QLi5 Therapeutics is developing a next generation of proteasome inhibitors based on a novel, non-covalent mechanism of action. Developed in close collaboration with Nobel laureate Robert Huber at the Max Planck Institute for Biochemistry, the platform is designed to enable highly potent and selective targeting of the proteasome, while offering improved pharmacokinetic properties, broader tissue distribution and a more favorable safety profile.
In October 2025, QLi5 and Qurient presented compelling preclinical research results for PI-payload-based ADCs. The results demonstrated that the PI-payload, as a novel mechanism of action, showed excellent anti-cancer efficacy in animal models that were resistant to conventional TOP1-inhibitor-based ADCs, such as Enhertu. The potential as a "universal payload" was also confirmed, as its efficacy is not limited to specific cancer cell types but could be demonstrated across various cell types and target models.
Details on Capital Increase and Strategic Alignment
Now, in December 2025, QLi5 resolved to implement a capital increase totalling 6,257,600 Euro. Qurient's participation substantially increases the company's voting stake in QLi5. Particularly noteworthy is the continued participation of Robert Huber, co-founder of QLi5 and 1988 Nobel laureate in Chemistry, which underscores his deep confidence in QLi5's technological expertise and future potential.
The new funds will be specifically used to advance the development of the PI-payload technology. This next-generation ADC platform represents a promising new alternative that aims to overcome the limitations of existing ADC therapeutics.
A Strong Joint Venture with an Excellent Scientific Foundation
QLi5 Therapeutics was founded as a joint venture by Qurient in collaboration with Lead Discovery Center (LDC), the Max Planck Society (MPG), and Robert Huber. Huber, a renowned structural biologist, received his Nobel Prize in Chemistry for being the first to decipher the three-dimensional structure of the proteasome, a cellular proteolytic apparatus. Building on his findings and the subsequent drug discovery work by LDC, QLi5 has developed a next-generation therapeutic approach that drastically reduces the side effects of previous proteasome inhibitors and can extend its spectrum of application to various cancer types.
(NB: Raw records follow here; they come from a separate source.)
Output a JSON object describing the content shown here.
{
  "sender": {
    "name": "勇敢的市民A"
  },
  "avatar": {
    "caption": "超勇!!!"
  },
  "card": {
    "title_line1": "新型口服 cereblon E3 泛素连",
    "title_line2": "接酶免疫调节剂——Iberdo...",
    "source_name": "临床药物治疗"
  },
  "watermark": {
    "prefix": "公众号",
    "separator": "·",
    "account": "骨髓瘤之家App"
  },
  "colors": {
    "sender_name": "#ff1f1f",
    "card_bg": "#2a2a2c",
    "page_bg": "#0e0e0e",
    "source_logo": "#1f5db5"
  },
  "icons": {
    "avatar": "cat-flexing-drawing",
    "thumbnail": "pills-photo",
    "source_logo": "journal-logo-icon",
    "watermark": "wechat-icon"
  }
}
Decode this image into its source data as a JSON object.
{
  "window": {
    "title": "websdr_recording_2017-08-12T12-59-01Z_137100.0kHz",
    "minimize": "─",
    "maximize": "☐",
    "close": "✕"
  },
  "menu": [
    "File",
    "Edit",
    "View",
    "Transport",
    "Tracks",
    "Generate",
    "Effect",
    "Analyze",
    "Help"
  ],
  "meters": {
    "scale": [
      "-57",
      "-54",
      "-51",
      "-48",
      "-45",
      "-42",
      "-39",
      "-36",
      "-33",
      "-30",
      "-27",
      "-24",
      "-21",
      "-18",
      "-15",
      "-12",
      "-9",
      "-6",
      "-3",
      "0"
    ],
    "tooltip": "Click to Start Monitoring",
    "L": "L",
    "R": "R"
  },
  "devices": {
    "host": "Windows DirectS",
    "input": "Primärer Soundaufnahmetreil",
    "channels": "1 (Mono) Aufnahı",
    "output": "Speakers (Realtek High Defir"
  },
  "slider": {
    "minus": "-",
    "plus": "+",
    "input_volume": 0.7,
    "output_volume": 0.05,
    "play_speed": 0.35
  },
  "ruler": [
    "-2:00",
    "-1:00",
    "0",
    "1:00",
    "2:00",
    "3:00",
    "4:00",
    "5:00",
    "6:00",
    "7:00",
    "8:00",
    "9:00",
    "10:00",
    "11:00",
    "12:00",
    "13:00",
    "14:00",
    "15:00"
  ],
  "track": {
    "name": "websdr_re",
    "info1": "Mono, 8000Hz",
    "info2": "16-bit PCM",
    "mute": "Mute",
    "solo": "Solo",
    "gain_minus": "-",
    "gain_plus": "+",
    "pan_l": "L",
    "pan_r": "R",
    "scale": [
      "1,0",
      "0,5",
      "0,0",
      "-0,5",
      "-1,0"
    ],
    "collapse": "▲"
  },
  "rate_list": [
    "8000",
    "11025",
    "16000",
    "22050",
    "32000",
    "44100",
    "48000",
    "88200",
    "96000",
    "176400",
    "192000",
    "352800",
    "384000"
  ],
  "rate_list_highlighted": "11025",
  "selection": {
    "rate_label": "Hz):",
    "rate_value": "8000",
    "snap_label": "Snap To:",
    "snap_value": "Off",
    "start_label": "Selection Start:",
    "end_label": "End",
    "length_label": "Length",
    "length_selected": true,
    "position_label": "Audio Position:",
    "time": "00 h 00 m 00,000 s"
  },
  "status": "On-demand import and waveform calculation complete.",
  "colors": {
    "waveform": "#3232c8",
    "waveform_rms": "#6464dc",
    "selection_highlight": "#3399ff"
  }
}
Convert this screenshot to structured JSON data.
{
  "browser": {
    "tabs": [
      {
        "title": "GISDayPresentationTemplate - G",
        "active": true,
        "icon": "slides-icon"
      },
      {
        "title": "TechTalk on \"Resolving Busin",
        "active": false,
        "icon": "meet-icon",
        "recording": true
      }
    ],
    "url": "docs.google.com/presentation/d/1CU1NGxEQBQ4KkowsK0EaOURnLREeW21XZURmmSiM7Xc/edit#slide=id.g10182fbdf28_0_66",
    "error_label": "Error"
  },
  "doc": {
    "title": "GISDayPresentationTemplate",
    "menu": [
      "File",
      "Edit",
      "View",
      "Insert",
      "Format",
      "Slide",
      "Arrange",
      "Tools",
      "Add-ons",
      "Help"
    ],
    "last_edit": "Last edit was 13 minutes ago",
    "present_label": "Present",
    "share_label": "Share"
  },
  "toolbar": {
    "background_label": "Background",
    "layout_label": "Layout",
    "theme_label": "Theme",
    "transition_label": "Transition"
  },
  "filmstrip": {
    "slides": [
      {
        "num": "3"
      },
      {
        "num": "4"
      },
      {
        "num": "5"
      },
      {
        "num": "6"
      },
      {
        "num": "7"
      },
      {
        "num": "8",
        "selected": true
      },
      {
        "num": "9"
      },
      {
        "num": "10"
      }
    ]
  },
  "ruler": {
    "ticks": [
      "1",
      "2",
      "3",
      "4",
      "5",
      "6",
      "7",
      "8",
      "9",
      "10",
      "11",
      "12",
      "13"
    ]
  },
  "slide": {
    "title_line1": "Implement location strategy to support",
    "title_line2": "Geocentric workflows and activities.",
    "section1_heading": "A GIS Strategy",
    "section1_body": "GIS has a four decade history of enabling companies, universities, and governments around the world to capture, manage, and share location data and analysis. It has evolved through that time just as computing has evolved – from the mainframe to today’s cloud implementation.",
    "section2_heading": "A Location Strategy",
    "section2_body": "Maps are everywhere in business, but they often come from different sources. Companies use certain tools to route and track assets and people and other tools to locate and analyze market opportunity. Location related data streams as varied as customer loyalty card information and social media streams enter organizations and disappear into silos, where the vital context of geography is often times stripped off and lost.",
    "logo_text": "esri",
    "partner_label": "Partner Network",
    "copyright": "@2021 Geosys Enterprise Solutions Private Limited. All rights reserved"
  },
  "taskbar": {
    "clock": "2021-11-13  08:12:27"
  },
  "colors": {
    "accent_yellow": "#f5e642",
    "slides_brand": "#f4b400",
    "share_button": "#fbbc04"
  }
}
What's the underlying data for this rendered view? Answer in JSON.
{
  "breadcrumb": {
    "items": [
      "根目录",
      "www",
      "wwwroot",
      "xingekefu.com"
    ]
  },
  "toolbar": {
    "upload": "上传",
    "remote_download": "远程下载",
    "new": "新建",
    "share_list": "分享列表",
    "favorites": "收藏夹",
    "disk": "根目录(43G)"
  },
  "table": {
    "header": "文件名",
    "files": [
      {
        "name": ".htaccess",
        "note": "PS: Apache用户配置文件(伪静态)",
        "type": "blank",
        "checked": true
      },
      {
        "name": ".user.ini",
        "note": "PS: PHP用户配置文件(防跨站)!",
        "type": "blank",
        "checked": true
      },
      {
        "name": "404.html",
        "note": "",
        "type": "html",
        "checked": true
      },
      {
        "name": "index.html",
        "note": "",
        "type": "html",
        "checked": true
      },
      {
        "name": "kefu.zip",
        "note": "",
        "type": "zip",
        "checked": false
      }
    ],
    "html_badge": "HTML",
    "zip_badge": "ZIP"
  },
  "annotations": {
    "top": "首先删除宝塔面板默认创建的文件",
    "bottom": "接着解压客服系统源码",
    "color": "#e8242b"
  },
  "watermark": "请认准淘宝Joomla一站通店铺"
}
Kiyean Nam, CEO of Qurient, commented: "This capital increase is far more than mere financing; it is a strategic decision to fully unlock the enormous potential of QLi5's PI-mechanism technology as a next-generation ADC payload. With the continued support of Robert Huber and the strong network of LDC and MPG, we will accelerate development to become a gamechanger in the global ADC market."
Max Planck Innovation GmbH, the central technology transfer organization of the Max Planck Society, supported the establishment of QLi5 from the outset by structuring and managing the underlying intellectual property and accompanying the company through its formation and ongoing development.
"Spin-offs like QLi5 exemplify how breakthrough discoveries from Max Planck research can be successfully translated into broadly applicable innovative therapeutic approaches with significant patient benefit. By combining outstanding basic science with strong industrial partnerships, QLi5 demonstrates the power of academic entrepreneurship in advancing cutting-edge biomedical innovation.", said Ulrich Mahr, Member General Management at Max Planck Innovation GmbH.
Dieter Link, Senior Patenting & Licensing Manager at Max Planck Innovation added: "Professor Huber's pioneering insights into the structure and function of the proteasome have enabled the development and various applications of a new class of proteasome inhibitors. The current financing provides the resources needed to further advance this technology and translate it into differentiated therapeutic applications."